Urban centres exempted from power outages as deficit worsens

Article Republished By Javier Troconis

LAHORE: The government has decided to exempt major urban centres from crippling power outages as the electricity deficit is expected to worsen after a long weekend following the Eid ul-Fitr holiday, hobbling the economy and putting off foreign investors.

However, power outages will continue for high-loss making neighbourhoods. The situation is likely to worsen as summer intensifies, when air conditioners are switched on full blast.

Reports citing sources privy to the matter said the shortfall, calculated to be around 9,000 megawatts at the end of April, declined to 1000 megawatts during the first weekend after Eid ul-Fitr.

“The power production currently stands at 22,000 megawatts against the demand of 21,000 megawatts,” the sources said, adding the demand and supply of Lahore Electric Supply Company (Lesco) also stood at 3,700 megawatts.

Meanwhile, Pakistan Today had reported in April the Lesco system was overloaded and the shortfall has gone beyond 1,500 megawatts.

“The quota of power supply to Lesco remains at 3,400 megawatts against a demand of 4900 megawatts,” the report said, adding that the overloading led to disruption of supply to multiple grid stations, causing power outages in the city.

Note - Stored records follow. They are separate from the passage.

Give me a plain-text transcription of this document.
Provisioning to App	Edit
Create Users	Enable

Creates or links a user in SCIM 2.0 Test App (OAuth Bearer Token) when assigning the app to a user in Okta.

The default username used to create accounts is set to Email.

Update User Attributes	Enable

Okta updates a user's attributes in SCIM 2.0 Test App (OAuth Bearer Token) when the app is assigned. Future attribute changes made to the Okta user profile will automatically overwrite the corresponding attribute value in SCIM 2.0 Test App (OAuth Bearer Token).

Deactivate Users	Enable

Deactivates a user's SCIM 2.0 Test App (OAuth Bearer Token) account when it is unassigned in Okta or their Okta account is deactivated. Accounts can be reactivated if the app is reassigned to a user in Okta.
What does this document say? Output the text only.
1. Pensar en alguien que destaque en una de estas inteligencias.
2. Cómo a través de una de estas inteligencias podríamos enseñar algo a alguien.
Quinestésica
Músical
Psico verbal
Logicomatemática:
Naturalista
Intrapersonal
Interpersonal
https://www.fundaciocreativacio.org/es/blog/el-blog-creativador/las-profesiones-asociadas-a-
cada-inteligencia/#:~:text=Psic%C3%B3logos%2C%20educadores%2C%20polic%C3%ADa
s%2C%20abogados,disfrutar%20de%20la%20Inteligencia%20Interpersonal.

It is likely that a new schedule for power supply would be issued Monday while keeping in view the demand and supply of the commodity across the country.

The supply is likely to witness an improvement owing to the functioning of closed power plants.

Interestingly, only a year ago, Pakistan was generating more electricity than it needed. Large-scale construction of new power plants — largely coal-fired ones funded by China — had dramatically boosted the nation’s energy capacity.

“It’s true. We are producing much more than we need,” Tabish Gauhar, former special assistant to then-prime minister Imran Khan on power, had told the Thomson Reuters Foundation.

Currently, the country gets 64 percent of its electricity from fossil fuels, with another 27 percent from hydropower, 5 percent from nuclear power and just 4 percent from renewables such as solar and wind.